Linking bioturbation and wildfire to nonlocal transport in steeplands of the California Bay Area

Dry ravel -- the inertia-based particle motion often induced by biotic activity or wildfire -- is a dominant sediment transport process in steeplands across the world. The contribution of ravel to sediment fluxes is important to constrain in long-term sediment budgets, and because it can be a key component of mass wasting hazards such as post-fire debris flows. Ravel fluxes commonly increase after fire due to the release of sediment stored behind incinerated vegetation. Recent work has also shown that reduced surface roughness on burned hillslopes can contribute to this flux by drastically enhancing particle travel distances. Predominantly long-distance particle motion, often termed nonlocal, is poorly described by existing hillslope flux models that fail to account for the effects of topographic variation and particle momentum.
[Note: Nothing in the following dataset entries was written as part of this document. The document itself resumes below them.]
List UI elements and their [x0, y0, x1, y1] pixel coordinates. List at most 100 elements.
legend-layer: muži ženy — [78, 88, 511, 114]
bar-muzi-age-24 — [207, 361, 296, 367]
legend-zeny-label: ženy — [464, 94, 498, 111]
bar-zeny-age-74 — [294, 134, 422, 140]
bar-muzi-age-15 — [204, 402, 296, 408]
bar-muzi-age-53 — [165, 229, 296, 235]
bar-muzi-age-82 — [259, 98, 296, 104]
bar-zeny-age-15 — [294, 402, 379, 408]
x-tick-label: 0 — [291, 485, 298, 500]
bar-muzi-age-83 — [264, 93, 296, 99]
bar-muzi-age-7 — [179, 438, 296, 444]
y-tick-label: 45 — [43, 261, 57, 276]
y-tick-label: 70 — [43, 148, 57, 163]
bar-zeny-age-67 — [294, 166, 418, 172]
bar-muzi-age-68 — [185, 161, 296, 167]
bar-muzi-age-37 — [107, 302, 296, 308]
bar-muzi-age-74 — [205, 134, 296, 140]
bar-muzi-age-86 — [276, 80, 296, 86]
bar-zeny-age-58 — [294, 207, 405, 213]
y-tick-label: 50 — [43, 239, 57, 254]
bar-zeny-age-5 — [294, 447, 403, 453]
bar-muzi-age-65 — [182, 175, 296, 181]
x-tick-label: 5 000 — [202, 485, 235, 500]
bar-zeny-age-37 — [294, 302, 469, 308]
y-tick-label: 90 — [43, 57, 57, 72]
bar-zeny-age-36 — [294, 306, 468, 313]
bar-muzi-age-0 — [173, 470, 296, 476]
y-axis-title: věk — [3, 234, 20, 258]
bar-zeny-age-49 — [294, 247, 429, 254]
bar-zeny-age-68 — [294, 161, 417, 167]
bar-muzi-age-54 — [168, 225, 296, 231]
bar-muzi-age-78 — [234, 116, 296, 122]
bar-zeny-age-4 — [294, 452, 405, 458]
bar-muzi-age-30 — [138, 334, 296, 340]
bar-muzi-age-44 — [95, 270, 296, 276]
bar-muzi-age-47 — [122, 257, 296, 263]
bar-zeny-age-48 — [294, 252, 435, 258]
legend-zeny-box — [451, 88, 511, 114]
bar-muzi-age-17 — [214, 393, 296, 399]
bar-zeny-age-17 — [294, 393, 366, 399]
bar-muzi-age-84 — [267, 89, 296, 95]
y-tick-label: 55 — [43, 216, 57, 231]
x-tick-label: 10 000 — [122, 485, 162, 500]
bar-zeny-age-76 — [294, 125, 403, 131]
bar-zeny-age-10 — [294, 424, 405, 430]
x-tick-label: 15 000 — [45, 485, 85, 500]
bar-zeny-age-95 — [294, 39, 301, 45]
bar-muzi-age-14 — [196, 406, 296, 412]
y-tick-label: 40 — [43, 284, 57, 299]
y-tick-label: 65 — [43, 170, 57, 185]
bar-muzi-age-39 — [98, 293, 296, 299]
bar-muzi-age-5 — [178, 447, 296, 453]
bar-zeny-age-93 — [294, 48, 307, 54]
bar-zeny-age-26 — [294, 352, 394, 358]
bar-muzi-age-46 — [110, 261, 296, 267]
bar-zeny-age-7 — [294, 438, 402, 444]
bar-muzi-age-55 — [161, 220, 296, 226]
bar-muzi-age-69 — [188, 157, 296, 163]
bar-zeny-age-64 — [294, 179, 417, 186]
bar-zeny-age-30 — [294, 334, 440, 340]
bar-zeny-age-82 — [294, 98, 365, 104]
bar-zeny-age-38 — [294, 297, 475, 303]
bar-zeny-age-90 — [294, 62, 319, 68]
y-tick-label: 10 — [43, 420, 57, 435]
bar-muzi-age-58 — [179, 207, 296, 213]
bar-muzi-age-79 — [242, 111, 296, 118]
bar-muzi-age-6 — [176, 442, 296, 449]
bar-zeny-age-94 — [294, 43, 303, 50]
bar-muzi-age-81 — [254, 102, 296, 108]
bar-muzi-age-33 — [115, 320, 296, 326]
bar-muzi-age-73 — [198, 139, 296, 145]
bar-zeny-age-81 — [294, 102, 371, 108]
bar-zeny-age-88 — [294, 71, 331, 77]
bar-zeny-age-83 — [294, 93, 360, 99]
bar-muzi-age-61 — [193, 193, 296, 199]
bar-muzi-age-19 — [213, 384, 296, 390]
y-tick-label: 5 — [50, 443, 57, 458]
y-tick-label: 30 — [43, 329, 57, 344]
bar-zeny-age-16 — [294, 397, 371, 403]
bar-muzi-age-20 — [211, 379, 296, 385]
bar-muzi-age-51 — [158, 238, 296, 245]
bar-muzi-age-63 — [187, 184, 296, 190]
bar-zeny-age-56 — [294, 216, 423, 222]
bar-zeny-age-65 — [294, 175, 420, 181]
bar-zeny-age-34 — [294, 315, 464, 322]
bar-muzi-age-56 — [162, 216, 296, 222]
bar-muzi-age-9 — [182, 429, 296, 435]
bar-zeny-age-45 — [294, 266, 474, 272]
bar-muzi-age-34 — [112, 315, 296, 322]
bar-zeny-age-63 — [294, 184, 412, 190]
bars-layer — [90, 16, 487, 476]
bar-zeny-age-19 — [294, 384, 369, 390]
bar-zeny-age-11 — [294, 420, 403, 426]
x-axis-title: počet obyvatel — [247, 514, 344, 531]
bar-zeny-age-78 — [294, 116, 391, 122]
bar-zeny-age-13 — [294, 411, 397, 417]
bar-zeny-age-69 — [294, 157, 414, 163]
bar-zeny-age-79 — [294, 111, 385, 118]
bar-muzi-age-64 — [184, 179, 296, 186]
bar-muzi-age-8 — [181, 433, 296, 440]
This leads to a fundamental gap in our ability to predict postfire sediment fluxes or how landscapes will respond to changing fire regimes. A transition to long-distance, or nonlocal transport can be effectively represented by a statistical framework for particle travel distance distributions, but has only been observed in controlled experiments to date. The degree and conditions under which real ravel fluxes become nonlocal has yet to be established. We perform the first field calibration of this statistical framework in a heavily bioturbated and recently burned field site at the Blue Oak Ranch Reserve near Mt. Hamilton in central coastal California. This field site, which is a thickly soil mantled oak savannah, was burned in the SCU Complex fire in August 2020. We conducted repeat measurements, topographic analyses and field experiments with in situ particles to examine how key variables including surface roughness, slope and particle size control the evolution of ravel particle travel distances as vegetation regrows after fire. We combine these data with measured grain size distributions and short-lived radionuclide analysis for freshly exhumed and mobile particle deposits, to gain new insights on ravel mechanics and fluxes in postfire landscapes.